I worked at the wonderful Booksmith, as many of you know. I learned the fundamentals of small business there, where it was closely tied to the magic of matchmaking though admittedly the matching of books with people is less fraught with disastrous possibilities than matches with no books involved. Some of the friendships that would frame my whole adult life were born there. We gradually began the long process of mourning the demise of the small, independent bookseller, and we figured out how to keep our professional affinities alive in times of drastic change.
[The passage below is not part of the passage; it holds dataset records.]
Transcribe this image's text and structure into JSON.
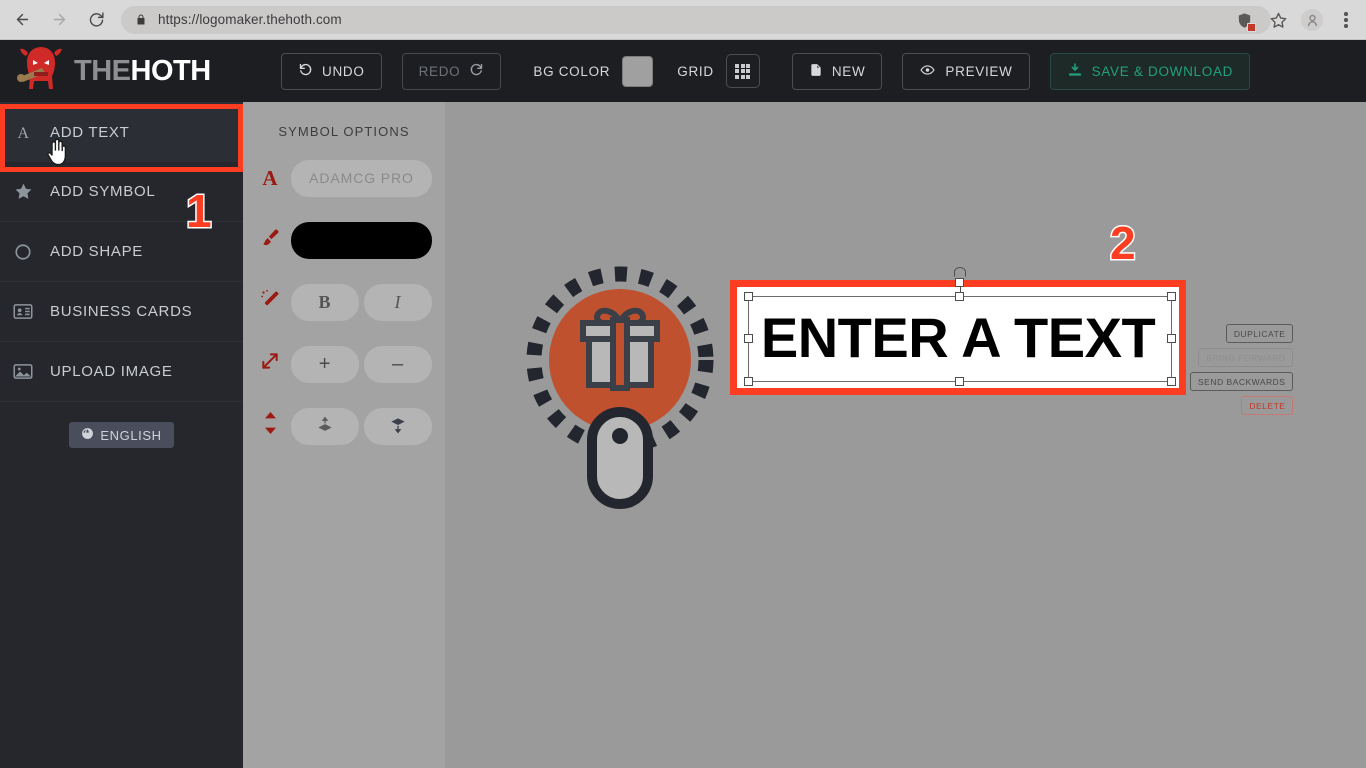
{
  "browser": {
    "url": "https://logomaker.thehoth.com",
    "back_icon": "back-arrow-icon",
    "forward_icon": "forward-arrow-icon",
    "reload_icon": "reload-icon",
    "lock_icon": "lock-icon",
    "extension_icon": "extension-shield-icon",
    "bookmark_icon": "star-icon",
    "profile_icon": "profile-avatar-icon",
    "menu_icon": "three-dot-menu-icon"
  },
  "header": {
    "logo_the": "THE",
    "logo_hoth": "HOTH",
    "toolbar": {
      "undo": "UNDO",
      "redo": "REDO",
      "bg_color": "BG COLOR",
      "bg_color_value": "#a0a0a0",
      "grid": "GRID",
      "new": "NEW",
      "preview": "PREVIEW",
      "save_download": "SAVE & DOWNLOAD",
      "save_download_color": "#22a07b"
    }
  },
  "sidebar": {
    "items": [
      {
        "label": "ADD TEXT",
        "icon": "text-a-icon",
        "active": true
      },
      {
        "label": "ADD SYMBOL",
        "icon": "star-icon",
        "active": false
      },
      {
        "label": "ADD SHAPE",
        "icon": "circle-icon",
        "active": false
      },
      {
        "label": "BUSINESS CARDS",
        "icon": "business-card-icon",
        "active": false
      },
      {
        "label": "UPLOAD IMAGE",
        "icon": "image-upload-icon",
        "active": false
      }
    ],
    "language": "ENGLISH",
    "language_icon": "globe-icon"
  },
  "options_panel": {
    "title": "SYMBOL OPTIONS",
    "font_name": "ADAMCG PRO",
    "font_icon": "font-a-icon",
    "color_icon": "paintbrush-icon",
    "color_value": "#000000",
    "style_icon": "magic-wand-icon",
    "bold_label": "B",
    "italic_label": "I",
    "size_icon": "resize-arrows-icon",
    "increase_label": "+",
    "decrease_label": "–",
    "layer_icon": "layer-updown-icon",
    "bring_forward_glyph": "bring-forward-icon",
    "send_backward_glyph": "send-backward-icon"
  },
  "canvas": {
    "background": "#9a9a9a",
    "logo": {
      "name": "gift-logo-graphic",
      "circle_color": "#c0512f",
      "ring_style": "dashed",
      "gift_icon": "gift-box-icon",
      "tag_icon": "luggage-tag-icon"
    },
    "text_object": {
      "value": "ENTER A TEXT",
      "selected": true,
      "color": "#000000"
    },
    "context_menu": [
      {
        "label": "DUPLICATE",
        "state": "enabled"
      },
      {
        "label": "BRING FORWARD",
        "state": "disabled"
      },
      {
        "label": "SEND BACKWARDS",
        "state": "enabled"
      },
      {
        "label": "DELETE",
        "state": "danger"
      }
    ]
  },
  "annotations": {
    "number_one": "1",
    "number_two": "2",
    "highlight_color": "#fc3d21",
    "cursor": "hand-pointer-cursor"
  }
}
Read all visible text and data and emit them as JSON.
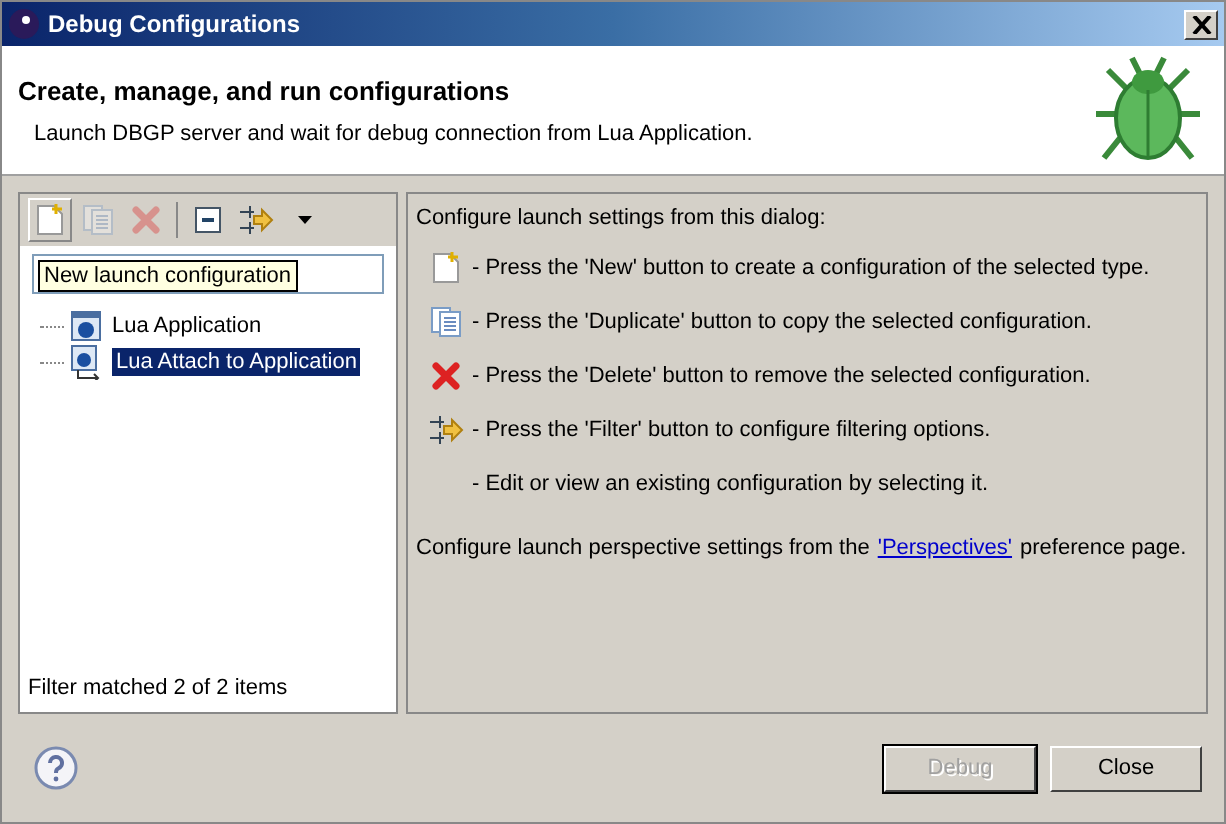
{
  "window": {
    "title": "Debug Configurations"
  },
  "header": {
    "title": "Create, manage, and run configurations",
    "message": "Launch DBGP server and wait for debug connection from Lua Application."
  },
  "toolbar": [
    {
      "kind": "new",
      "disabled": false
    },
    {
      "kind": "duplicate",
      "disabled": true
    },
    {
      "kind": "delete",
      "disabled": true
    },
    {
      "kind": "collapse",
      "disabled": false
    },
    {
      "kind": "filter",
      "disabled": false
    },
    {
      "kind": "menu",
      "disabled": false
    }
  ],
  "tooltip": "New launch configuration",
  "tree": [
    {
      "label": "Lua Application",
      "kind": "app",
      "selected": false
    },
    {
      "label": "Lua Attach to Application",
      "kind": "attach",
      "selected": true
    }
  ],
  "filter_status": "Filter matched 2 of 2 items",
  "info": {
    "intro": "Configure launch settings from this dialog:",
    "items": [
      {
        "kind": "new",
        "text": "- Press the 'New' button to create a configuration of the selected type."
      },
      {
        "kind": "duplicate",
        "text": "- Press the 'Duplicate' button to copy the selected configuration."
      },
      {
        "kind": "delete",
        "text": "- Press the 'Delete' button to remove the selected configuration."
      },
      {
        "kind": "filter",
        "text": "- Press the 'Filter' button to configure filtering options."
      },
      {
        "kind": "none",
        "text": "- Edit or view an existing configuration by selecting it."
      }
    ],
    "footer_before": "Configure launch perspective settings from the",
    "footer_link": "'Perspectives'",
    "footer_after": "preference page."
  },
  "buttons": [
    {
      "label": "Debug",
      "disabled": true,
      "default": true
    },
    {
      "label": "Close",
      "disabled": false,
      "default": false
    }
  ]
}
Just up the block was the Cathedral. I was born with a love of singing and perhaps some small talent, but it was at the Cathedral that my voice found its wings, coaxed and nurtured and enriched by Sister Patricia. More friendship came to me, or (in the case of Miss Jo) returned to me, and here again, the architecture on which I was building my life was made strong. Here I learned how to be a friend and how not to. Here I learned about love, and about having sisters, an ironic lesson for one whose family includes 3 half-sisters. Here I learned that people really can love you forever, no matter what, and that you can love people in the same way. The lessons I would need to be a married person, to be a mother, to be a friend: too many of them to count were learned on this tiny block. At the Cathedral end of that block, they were all learned against a backdrop of musical scores. Standing in front of that very large congregation, I found some reserve from which I could sing week in and week out without being crippled by stage fright. So well-integrated is that lesson that to this day I'm able to talk in front of people without more than a gentle nervousness. Sister used to say, "As you rehearse, so will you perform..." and she usually added some reference to not goofing off, or working harder. She was right in many ways, not the least of which was repetition helps improve performance, and training shows, often just when you need it most.
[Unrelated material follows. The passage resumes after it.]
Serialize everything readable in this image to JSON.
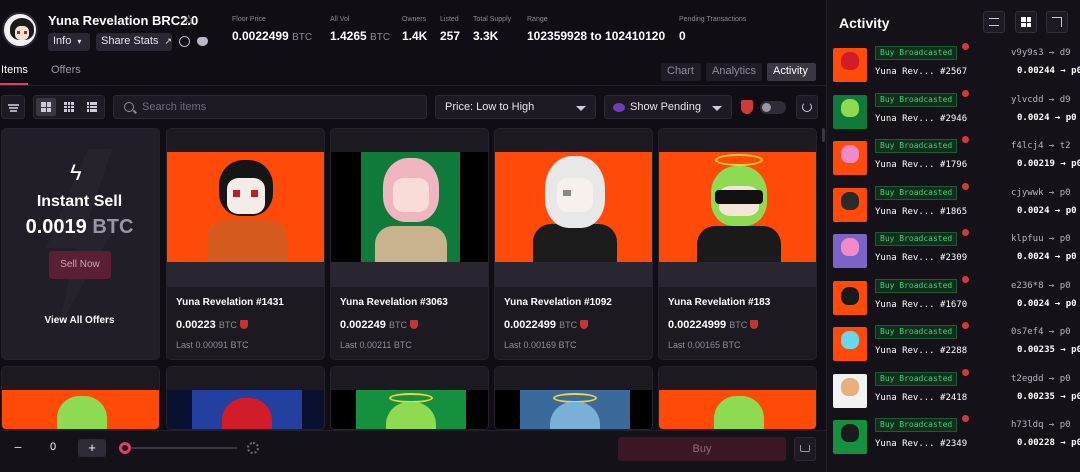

In large measure I grew into the person I am in the tiny neighborhood described by that block. And one morning, as I stepped outside the beautifully embossed brass door of the Booksmith to hang out the "Open" sign, the street was deserted except for a handful of people all focused on the same job of work, a man in big glasses standing in front of the Cathedral shouted down the street, "HEY! You there! Get off the street!!" And then I saw the camera, and realized what the job of work was: they were the movie crew we'd heard about, come to town to shoot a movie. The shouting man was the director, Peter Bogdanovitch. (Another of his movies had enjoyed a summer run during the time of my first high school job at St. Augustine's drive-in theater, but that, my loves, is a tale for another long winter's evening.)
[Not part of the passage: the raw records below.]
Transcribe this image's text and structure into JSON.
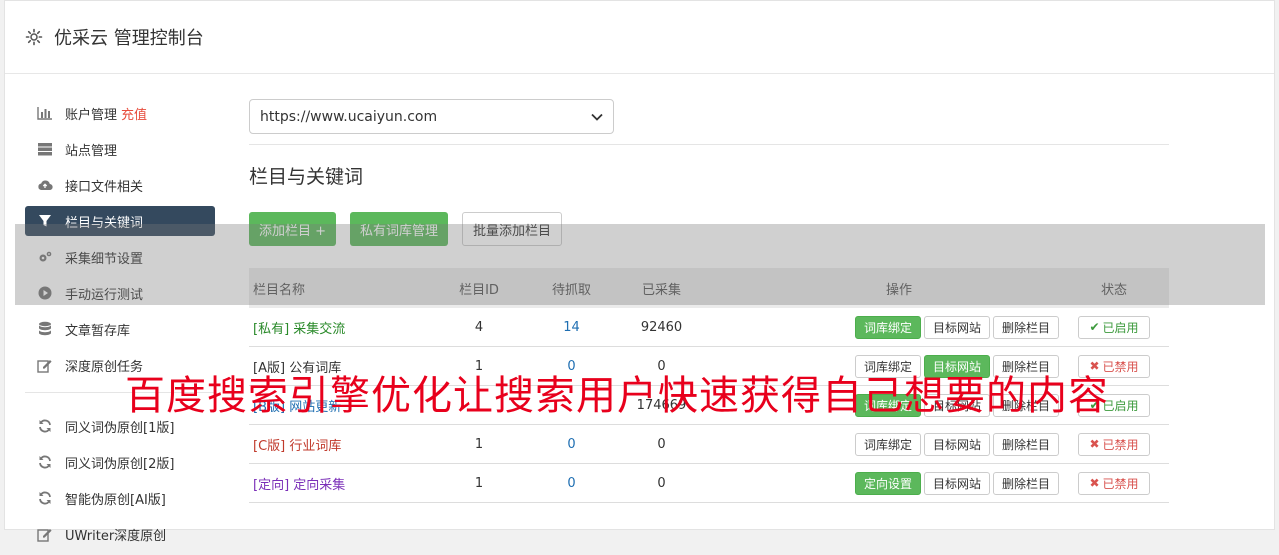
{
  "header": {
    "title": "优采云 管理控制台",
    "icon": "gear-icon"
  },
  "sidebar": {
    "items": [
      {
        "label": "账户管理",
        "extra": "充值",
        "icon": "bar-chart-icon"
      },
      {
        "label": "站点管理",
        "icon": "server-icon"
      },
      {
        "label": "接口文件相关",
        "icon": "cloud-upload-icon"
      },
      {
        "label": "栏目与关键词",
        "icon": "filter-icon",
        "active": true
      },
      {
        "label": "采集细节设置",
        "icon": "cogs-icon"
      },
      {
        "label": "手动运行测试",
        "icon": "play-icon"
      },
      {
        "label": "文章暂存库",
        "icon": "database-icon"
      },
      {
        "label": "深度原创任务",
        "icon": "edit-icon"
      },
      {
        "label": "同义词伪原创[1版]",
        "icon": "refresh-icon"
      },
      {
        "label": "同义词伪原创[2版]",
        "icon": "refresh-icon"
      },
      {
        "label": "智能伪原创[AI版]",
        "icon": "refresh-icon"
      },
      {
        "label": "UWriter深度原创",
        "icon": "edit-icon"
      }
    ]
  },
  "main": {
    "site_select": {
      "value": "https://www.ucaiyun.com"
    },
    "section_title": "栏目与关键词",
    "buttons": {
      "add": "添加栏目 +",
      "private_lib": "私有词库管理",
      "batch_add": "批量添加栏目"
    },
    "table": {
      "headers": {
        "name": "栏目名称",
        "id": "栏目ID",
        "pending": "待抓取",
        "collected": "已采集",
        "ops": "操作",
        "status": "状态"
      },
      "rows": [
        {
          "tag": "[私有]",
          "name": "采集交流",
          "id": "4",
          "pending": "14",
          "collected": "92460",
          "op1": "词库绑定",
          "op2": "目标网站",
          "op3": "删除栏目",
          "status": "已启用"
        },
        {
          "tag": "[A版]",
          "name": "公有词库",
          "id": "1",
          "pending": "0",
          "collected": "0",
          "op1": "词库绑定",
          "op2": "目标网站",
          "op3": "删除栏目",
          "status": "已禁用"
        },
        {
          "tag": "[B版]",
          "name": "网站更新",
          "id": "",
          "pending": "",
          "collected": "174669",
          "op1": "词库绑定",
          "op2": "目标网站",
          "op3": "删除栏目",
          "status": "已启用"
        },
        {
          "tag": "[C版]",
          "name": "行业词库",
          "id": "1",
          "pending": "0",
          "collected": "0",
          "op1": "词库绑定",
          "op2": "目标网站",
          "op3": "删除栏目",
          "status": "已禁用"
        },
        {
          "tag": "[定向]",
          "name": "定向采集",
          "id": "1",
          "pending": "0",
          "collected": "0",
          "op1": "定向设置",
          "op2": "目标网站",
          "op3": "删除栏目",
          "status": "已禁用"
        }
      ]
    }
  },
  "watermark": "百度搜索引擎优化让搜索用户快速获得自己想要的内容",
  "colors": {
    "accent_green": "#5cb85c",
    "active_nav": "#34495e",
    "danger": "#d9534f",
    "watermark": "#e8001c"
  }
}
Back into the store I stepped, away from my closest brush with moviemaking, to wait for Gamble Rogers to browse through a copy of Wooden Boat, to wait for Mr. Montagnaro to pick up a stack of erudition and art books and tell me about the blue collar working person passion for opera in Italy, to wait for you, maybe, and all you brought me in that tiny, dusty, beautiful library of books and sisters and learning, down the street from the heart of music, emerging spiritual thought, sisters and music. What a block that was you shouted down, Mr. Bogdanovitch. What a street. What a town.